Distilled GTD

August 4th, 2005

I like keeping up with the GTD tag” at de.licio.us, but found the duplication of links annoying. So I’ve written a little script to (hopefully) prevent dupes.

You can find it here.

How it works in a nutshell: I get the rss feed from de.licio.us every 30 minutes. The first time a link shows up it gets added to a database. If it’s found again it’s ignored. Then it spits out a rss feed of the latest 30 links.

Start spreading the news

July 20th, 2005

I’m sitting in the rooftop balcony of the Library Hotel in Manhattan. Life is rough, yes.

I’ll be in NYC til Sunday. Then we trip on up to Camp Joy/Camp Hope where we’ll stay till July 30.

Glad to be in New York again. My parents came up with us, too, so it’s cool to be able to show them around.

More posts and pictures where I get back

First day of year 4

July 1st, 2005

Yesterday was my and Amber’s fourth anniversary. Go us.

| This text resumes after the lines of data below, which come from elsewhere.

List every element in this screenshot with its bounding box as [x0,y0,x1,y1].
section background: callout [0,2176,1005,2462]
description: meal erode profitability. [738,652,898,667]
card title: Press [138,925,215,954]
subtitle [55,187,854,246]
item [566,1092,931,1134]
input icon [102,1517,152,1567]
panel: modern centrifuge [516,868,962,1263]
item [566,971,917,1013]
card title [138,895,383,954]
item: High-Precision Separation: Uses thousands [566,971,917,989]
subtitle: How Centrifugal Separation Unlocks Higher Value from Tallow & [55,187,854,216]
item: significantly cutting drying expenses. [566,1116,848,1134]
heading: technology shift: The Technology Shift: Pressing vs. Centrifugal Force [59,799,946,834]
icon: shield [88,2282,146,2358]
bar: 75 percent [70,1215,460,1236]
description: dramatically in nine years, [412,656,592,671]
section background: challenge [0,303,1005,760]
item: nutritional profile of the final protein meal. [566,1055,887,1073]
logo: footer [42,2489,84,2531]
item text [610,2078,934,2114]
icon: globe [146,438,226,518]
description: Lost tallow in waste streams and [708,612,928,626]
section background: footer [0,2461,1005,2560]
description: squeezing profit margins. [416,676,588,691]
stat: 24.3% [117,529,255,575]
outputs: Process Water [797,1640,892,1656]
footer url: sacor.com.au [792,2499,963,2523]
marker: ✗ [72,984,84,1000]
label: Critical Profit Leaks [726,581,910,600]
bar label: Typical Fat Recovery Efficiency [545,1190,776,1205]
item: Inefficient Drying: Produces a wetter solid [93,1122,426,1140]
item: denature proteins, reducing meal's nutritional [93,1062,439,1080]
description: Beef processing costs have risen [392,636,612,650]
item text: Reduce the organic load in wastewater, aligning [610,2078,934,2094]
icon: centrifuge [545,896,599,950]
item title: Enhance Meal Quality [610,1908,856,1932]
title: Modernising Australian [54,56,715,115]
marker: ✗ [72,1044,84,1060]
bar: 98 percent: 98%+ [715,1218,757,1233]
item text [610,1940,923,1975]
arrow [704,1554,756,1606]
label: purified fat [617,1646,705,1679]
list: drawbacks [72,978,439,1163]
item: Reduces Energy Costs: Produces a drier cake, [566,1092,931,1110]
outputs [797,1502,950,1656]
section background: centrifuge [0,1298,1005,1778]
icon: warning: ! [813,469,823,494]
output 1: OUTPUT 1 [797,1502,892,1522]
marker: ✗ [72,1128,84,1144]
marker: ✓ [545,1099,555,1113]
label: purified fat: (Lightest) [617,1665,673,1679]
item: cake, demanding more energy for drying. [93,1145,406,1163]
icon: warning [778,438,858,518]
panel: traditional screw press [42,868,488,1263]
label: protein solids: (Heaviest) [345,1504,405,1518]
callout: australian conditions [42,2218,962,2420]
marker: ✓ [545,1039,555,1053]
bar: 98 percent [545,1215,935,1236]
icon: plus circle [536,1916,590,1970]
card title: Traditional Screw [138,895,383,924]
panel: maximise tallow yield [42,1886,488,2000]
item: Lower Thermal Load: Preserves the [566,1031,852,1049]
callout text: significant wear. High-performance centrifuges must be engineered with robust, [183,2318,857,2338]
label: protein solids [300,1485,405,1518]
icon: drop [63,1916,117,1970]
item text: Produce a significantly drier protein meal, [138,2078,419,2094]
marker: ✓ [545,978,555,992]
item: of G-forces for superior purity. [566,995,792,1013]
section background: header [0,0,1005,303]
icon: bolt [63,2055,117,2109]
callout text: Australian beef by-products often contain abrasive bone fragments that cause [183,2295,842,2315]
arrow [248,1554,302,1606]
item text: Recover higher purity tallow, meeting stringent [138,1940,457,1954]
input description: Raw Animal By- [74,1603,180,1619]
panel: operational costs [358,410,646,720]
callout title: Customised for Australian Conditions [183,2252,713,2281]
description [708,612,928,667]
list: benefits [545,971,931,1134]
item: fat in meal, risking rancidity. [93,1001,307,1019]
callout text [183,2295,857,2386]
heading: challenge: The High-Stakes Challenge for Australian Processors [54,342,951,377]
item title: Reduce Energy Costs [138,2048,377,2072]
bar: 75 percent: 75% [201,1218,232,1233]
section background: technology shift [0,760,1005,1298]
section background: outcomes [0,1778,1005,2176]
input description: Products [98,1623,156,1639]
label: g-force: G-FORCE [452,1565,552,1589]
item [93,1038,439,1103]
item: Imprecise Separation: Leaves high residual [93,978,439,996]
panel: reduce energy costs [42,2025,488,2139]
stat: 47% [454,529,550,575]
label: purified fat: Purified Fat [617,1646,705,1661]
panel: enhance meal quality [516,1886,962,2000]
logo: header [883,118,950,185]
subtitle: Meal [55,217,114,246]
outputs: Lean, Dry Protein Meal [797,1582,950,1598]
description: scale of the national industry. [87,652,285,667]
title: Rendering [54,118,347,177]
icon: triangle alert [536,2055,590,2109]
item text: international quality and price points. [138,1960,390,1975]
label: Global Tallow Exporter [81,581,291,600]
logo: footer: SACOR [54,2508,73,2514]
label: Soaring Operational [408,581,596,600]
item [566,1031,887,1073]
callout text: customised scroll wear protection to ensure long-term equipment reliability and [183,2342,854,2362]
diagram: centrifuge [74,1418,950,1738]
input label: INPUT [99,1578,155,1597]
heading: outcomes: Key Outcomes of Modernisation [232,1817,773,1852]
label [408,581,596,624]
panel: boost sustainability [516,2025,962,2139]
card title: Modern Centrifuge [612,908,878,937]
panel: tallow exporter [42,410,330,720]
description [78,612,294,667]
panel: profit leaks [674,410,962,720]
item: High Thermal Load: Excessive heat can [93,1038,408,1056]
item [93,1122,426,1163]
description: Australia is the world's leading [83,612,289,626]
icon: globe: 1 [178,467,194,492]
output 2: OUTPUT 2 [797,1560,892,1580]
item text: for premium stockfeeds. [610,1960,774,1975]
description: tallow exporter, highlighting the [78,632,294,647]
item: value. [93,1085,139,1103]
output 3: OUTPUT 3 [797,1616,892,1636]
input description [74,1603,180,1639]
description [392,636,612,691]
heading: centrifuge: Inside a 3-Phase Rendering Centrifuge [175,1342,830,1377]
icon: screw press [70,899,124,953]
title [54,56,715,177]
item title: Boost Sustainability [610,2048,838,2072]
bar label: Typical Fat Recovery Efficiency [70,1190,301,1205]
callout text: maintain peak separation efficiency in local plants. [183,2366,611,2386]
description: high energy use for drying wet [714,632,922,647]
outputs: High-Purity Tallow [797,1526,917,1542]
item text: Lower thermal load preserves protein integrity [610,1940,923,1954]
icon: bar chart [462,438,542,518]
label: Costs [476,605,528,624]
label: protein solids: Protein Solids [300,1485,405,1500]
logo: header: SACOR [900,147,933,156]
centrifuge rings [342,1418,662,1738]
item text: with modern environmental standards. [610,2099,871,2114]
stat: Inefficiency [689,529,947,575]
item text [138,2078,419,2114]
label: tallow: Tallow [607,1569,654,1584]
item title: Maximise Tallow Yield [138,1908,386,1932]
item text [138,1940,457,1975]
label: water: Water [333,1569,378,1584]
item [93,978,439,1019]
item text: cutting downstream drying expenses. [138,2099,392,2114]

Main celebration is scheduled for Saturday. Right now I’m just glad we’ve made it this far without killing each other.

So-Long Sugar Water

July 1st, 2005

So this Neil Harvey guy is depriving himself of soft drinks for a month. Reading about it has made me think about my love/hate relationship with cokes.

Many moons ago a friend of mine gave up coke for Lent. I wasn’t a Christian at the time but was at the age where, if my friend did it, I was gonna do it. After the allotted time I found I could not stand to drink a soft drink; too sweet, too syrupy, and — honestly — they tasted like crap. This lasted for a number of years.

Somehow — and I’m not really sure how — I got back into drinking carbonated beverages. At one point I was doing 2 liters of Dr Pepper between 8 and 5 which is, you know, not too healthy. I’m not that bad now, but still find that work hours are the hardest for me. This is most likely due to the vending machine near my cube.

I’ve quit drinking these things at various times, usually going through the headaches and other symptoms of caffiene withdrawal. Not a lot of fun, but I’ve decided to do it again. Starting today, no more soft drinks for me, for at least a month. Hey, if a reporter can do it, so can I.

Word to non-southeners: the word “coke” refers to a broader branch of liquid refreshment referred to as “soda” by some and “pop” by others. I guess calling even Pepsi “coke” comes from Coca-Cola’s southern roots, or maybe not, who knows.

I made some science

June 24th, 2005

Take the MIT Weblog Survey

His mom must be proud

June 23rd, 2005

Chubby Chinese Kid

Useless churches

April 25th, 2005

This disgusts me.

Any church that allows itself to be used by a politician should be shut down. When so many people are hurting, and so many starving for the gospel, they can’t find anything better to do than give airtime to a politician?

Amber and I were discussing this last night. Conservative Christians always point at new-agers as an example of what the antichrist will be like: Accepting everything as truth. I think it’s just as likely he will be from a baptist church; one like this one, which can fool people into thinking the most important thing we can do is reform the world through political process.

Woman upset a twin survived abortion

April 25th, 2005

“I have got a child now that I wasn’t planning to have and I believe the hospital should take some responsibility for that,” she said.

Funny how she gets on them about being responsible for their actions.

You talk funny

April 21st, 2005

Your Linguistic Profile:

60% General American English
40% Dixie
0% Midwestern
0% Upper Midwestern
0% Yankee
What Kind of American English Do You Speak?

Found here.

Easter Reading

March 28th, 2005

Yes, I know it’s after Easter, but Ravi Zacharias’s website has some good stuff:

A Lamb Slain:

The depravity of man is at once the most unpopular of the Christian doctrines and the most empirically verifiable. We have within us a basic sense of our desperate condition. We are aware, or often reminded, that we not quite what we were intended to be. Something went wrong, something we yearn to see made right, but somehow find ourselves incapable of restoring.

Starting From An Empty Tomb:

In the book The Gospel in a Pluralist Society, Lesslie Newbigin observes, “It is obvious that the story of the empty tomb cannot be fitted into our contemporary worldview, or indeed into any worldview except one of which it is the starting point.” You can’t have Buddha and an empty tomb; you can’t have Western Imperialism and an empty tomb; you can’t have an innocuous Jesus and an empty tomb. Many have tried to fit these things together as a puzzle, but the power of the empty tomb repels anything that competes with it.